Friday, October 07, 2011 / by Justin Hoffmann
According to information compiled by the Office of the Comptroller of the Currency (OCC), 88 percent of the nearly 33 million first-lien mortgages in the subject portfolio were current and performing at the end of the second quarter, down from 88.6 percent at the end of the first quarter, but up from 87.3 percent a year earlier.
The decline in portfolio quality is mainly attributable to an increase in early stage delinquencies. Mortgages 30-to-59 days delinquent increased 0.4 percent from the previous quarter to represent 3 percent of the servicing portfolio.
The OCC says the increase in early stage delinquencies reflects seasonal effects as well as a sluggish economy and elevated unemployment.

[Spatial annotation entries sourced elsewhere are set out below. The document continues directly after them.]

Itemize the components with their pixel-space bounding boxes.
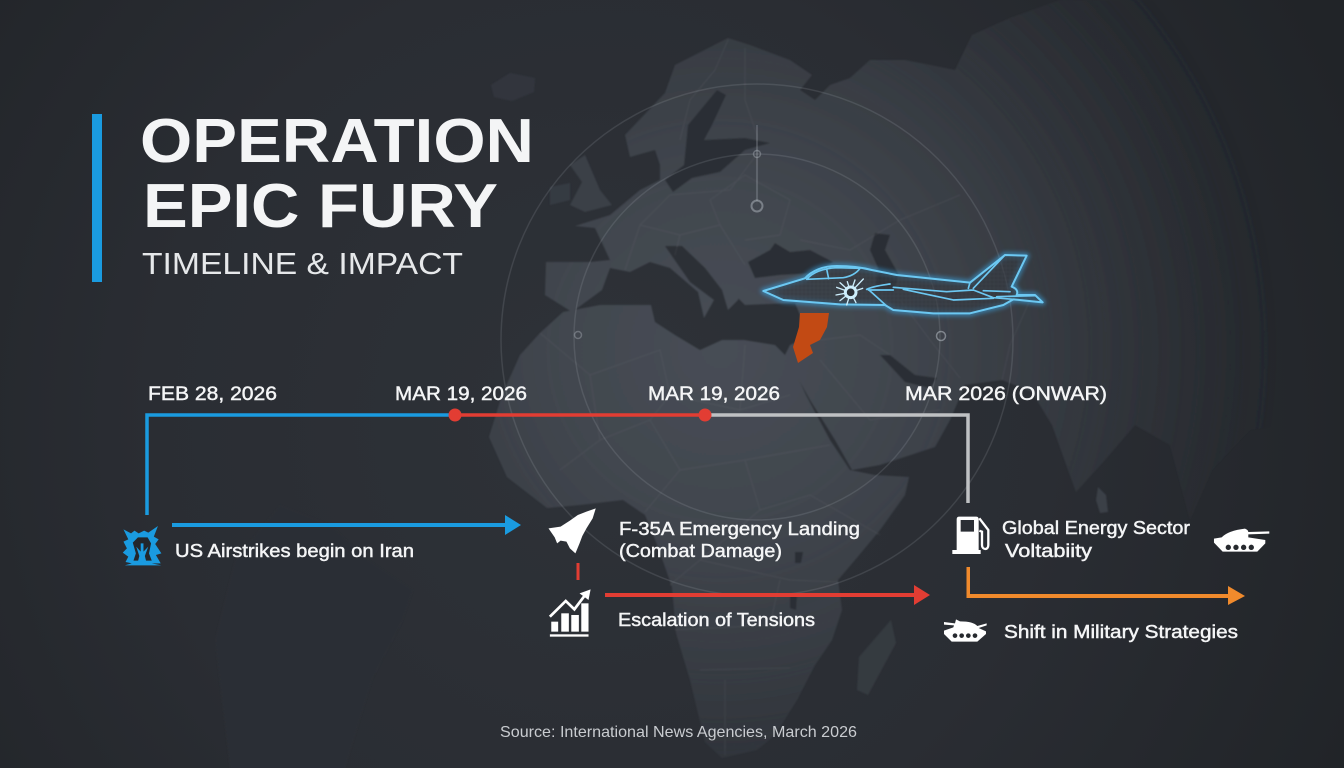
timeline dates — [148, 384, 1107, 405]
event: US airstrikes — [123, 515, 521, 565]
title: EPIC FURY — [143, 172, 498, 241]
event label — [1002, 518, 1190, 561]
event: F-35A landing — [548, 508, 860, 580]
icon: fighter jet — [548, 508, 596, 553]
icon: tank — [1214, 529, 1269, 552]
timeline track — [147, 408, 968, 515]
timeline — [147, 384, 1107, 515]
country borders — [540, 40, 1030, 755]
subtitle: TIMELINE & IMPACT — [142, 246, 463, 281]
event: escalation — [550, 585, 930, 637]
event label: Shift in Military Strategies — [1004, 622, 1238, 642]
icon: tank — [944, 619, 987, 642]
title — [140, 107, 534, 241]
icon: explosion — [123, 526, 161, 565]
event label: Escalation of Tensions — [618, 610, 815, 630]
accent bar — [92, 114, 102, 282]
source note: Source: International News Agencies, March 2026 — [500, 724, 857, 741]
event label: (Combat Damage) — [619, 541, 782, 561]
event label: US Airstrikes begin on Iran — [175, 541, 414, 561]
impact burst — [836, 279, 863, 305]
arrow: orange — [966, 567, 1245, 605]
timeline dates: MAR 19, 2026 — [648, 384, 780, 405]
arrow: red — [605, 585, 930, 605]
event label: Global Energy Sector — [1002, 518, 1190, 538]
F-35 outline illustration — [763, 255, 1043, 313]
event label: Voltabiity — [1005, 541, 1092, 561]
title block — [92, 107, 534, 282]
seas — [665, 90, 937, 610]
arrow: blue — [172, 515, 521, 535]
event: military strategies — [944, 619, 1238, 642]
event label — [619, 519, 860, 561]
event label: F-35A Emergency Landing — [619, 519, 860, 539]
timeline dates: MAR 2026 (ONWAR) — [905, 384, 1107, 405]
title: OPERATION — [140, 107, 534, 176]
timeline dates: MAR 19, 2026 — [395, 384, 527, 405]
icon: fuel pump — [952, 517, 988, 554]
connector — [576, 563, 580, 580]
highlighted territory — [793, 313, 829, 363]
icon: rising chart — [550, 589, 591, 637]
timeline dates: FEB 28, 2026 — [148, 384, 277, 405]
range rings and crosshair — [501, 84, 1013, 596]
event: energy sector — [952, 517, 1269, 605]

The percentage of mortgages that were 60 or more days past due and delinquent mortgages to bankrupt borrowers increased slightly to 4.9 percent of the portfolio from 4.8 percent in the first quarter of 2011, after decreasing during each of the previous five quarters.
Completed foreclosures increased for the second consecutive quarter to 121,202 up 1.2 percent from theprevious quarter and over 27 percent from the fourth quarter of 2010 following the lifting of foreclosure moratoria.
The OCC says this stat is expected to increase in future quarters as stalled foreclosures work their way through the system.
Newly initiated foreclosures, however, have declined for three straight quarters. Foreclosure starts decreased by 8 percent to 287,145 over the April-to-June timeframe and are down nearly 2 percent from a year earlier.
The regulators data show that there were 1,319,902 mortgages in the process of foreclosure at the end of the second quarter 4.0 percent of the subject portfolio.
The OCC stressed that mortgage servicers continue to seek alternatives to foreclosure for delinquent borrowers.
A total of 56,403 new short sales were reported during the second quarter period, up more than 12 percent from the previous quarter. New deed-in-lieu actions nearly doubled to 2,546.
Over the same period, servicers implemented 456,397 home retention actions, including loan modifications, trial-period plans, and payment plans.
Although modifications under the Home Affordable Modification Program (HAMP) increased by 31.6 percent during the quarter, other home retention actions declined, causing an overall decrease of 18.1 percent in new modification actions from the previous quarter.
On average, modifications during the second quarter reduced borrowers monthly payments by $393, or 25.1 percent. HAMP modifications reduced payments by an average of $577, or 35.9 percent.
Perhaps the most troubling result in the report is post-modification performance. Of loans modified since the beginning of 2008, nearly half 48.7 percent have since gone delinquent.
The OCCs mortgage performance report covers about 63 percent of all first-lien mortgages in the United States, worth $5.7 trillion in outstanding balances.